От его слов на душе похолодело и непонятная обида защемила скулы. Он хотел
попросить старика спасти, защитить волосы Валькирии и тут же поймал себя
на мысли, что начинает бредить ими, как Авега. На улице Русинов глянул в
сторону берега- может, в последнее мгновение увидит летящий к нему
парус?.. Нет, пусто, лишь отблеск багрового закатного солнца...
Петр Григорьевич проводил до машины, на прощание легонько стукнул в
солнечное сплетение:
- Ура!
И, не оборачиваясь, пошел к дому. Августа приоткрыла дверцу, откликнулась
негромко:
- Ура!
Русинов сел на заднее сиденье и нехотя проронил:
- Здравствуйте...
Августа круто и умело развернула тяжелую машину и погнала ее прямо на
вечернее зарево. Огненные сосны замелькали по обочинам лесовозной дороги,
красные листья искрами посыпались из-под колес.
- Здравствуйте,- не глядя, бросила она.- Возьмите под сумкой оружие. Ехать
придется всю ночь, на дорогах люди генерала Тарасова.
Русинов приподнял большую, мягкую сумку и вытащил короткоствольный автомат
иностранного производства. Отыскал предохранитель, чуть оттянул затвор,
проверяя, заряжен ли, положил на колени. Он заметил в зеркале заднего
обзора ее сосредоточенное лицо, взгляд, устремленный на дорогу. Тогда, из
окна домика Любови Николаевны, он видел Августу веселой, нарядной и
женственной - было чем искушаться Ивану Сергеевичу. Тут же стянутая черным
шелковым платком голова и строгий бордовый костюм производили впечатление
скорби и деловитой решительности. Она ни разу не обернулась к Русинову,
кажется, и рассмотреть-то толком не могла, но неожиданно сказала:
- Вы настоящий Мамонт... Наконец-то я увидела вас.
Русинов не поддержал разговора.
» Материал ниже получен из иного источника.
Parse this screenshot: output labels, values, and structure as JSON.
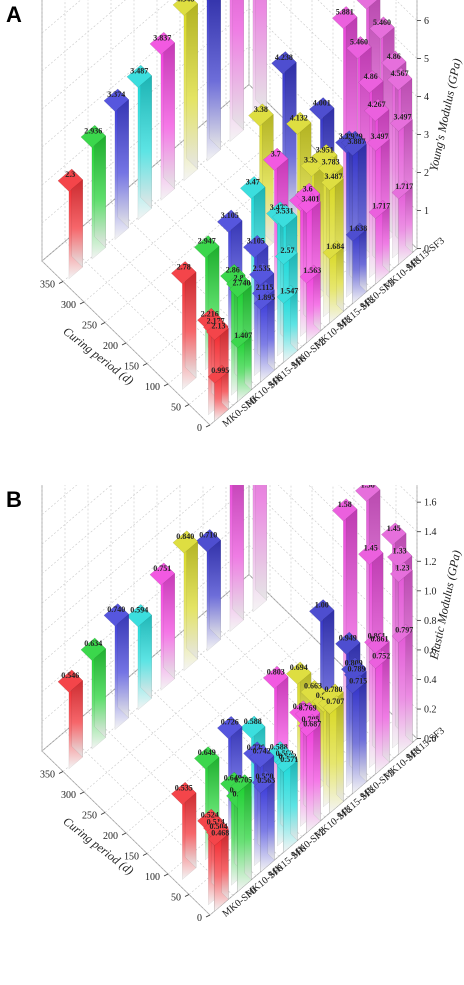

Наверное, Августе можно было доверять все,
если он, по настоянию пчеловода, доверил ей сейчас свою жизнь и дальнейшую
судьбу; похоже, она могла как-то прояснить, куда они едут и зачем, но
неприязнь, неприятие "постельной разведки", как черная краска, не
стирались в сознании дочиста.
- Иван Сергеевич все время переживал за вас,- продолжала она с паузами.- А
я пыталась успокоить его, потому что знала каждый ваш шаг... Мне приятно,
что я участвую в вашей судьбе...
Он вдруг понял, что под тончайшей тканью платка нет волос, что их попросту
невозможно под ним упрятать, а помнится, были! Иван не любил стриженых...
- Где ваши волосы? - помимо воли спросил Русинов.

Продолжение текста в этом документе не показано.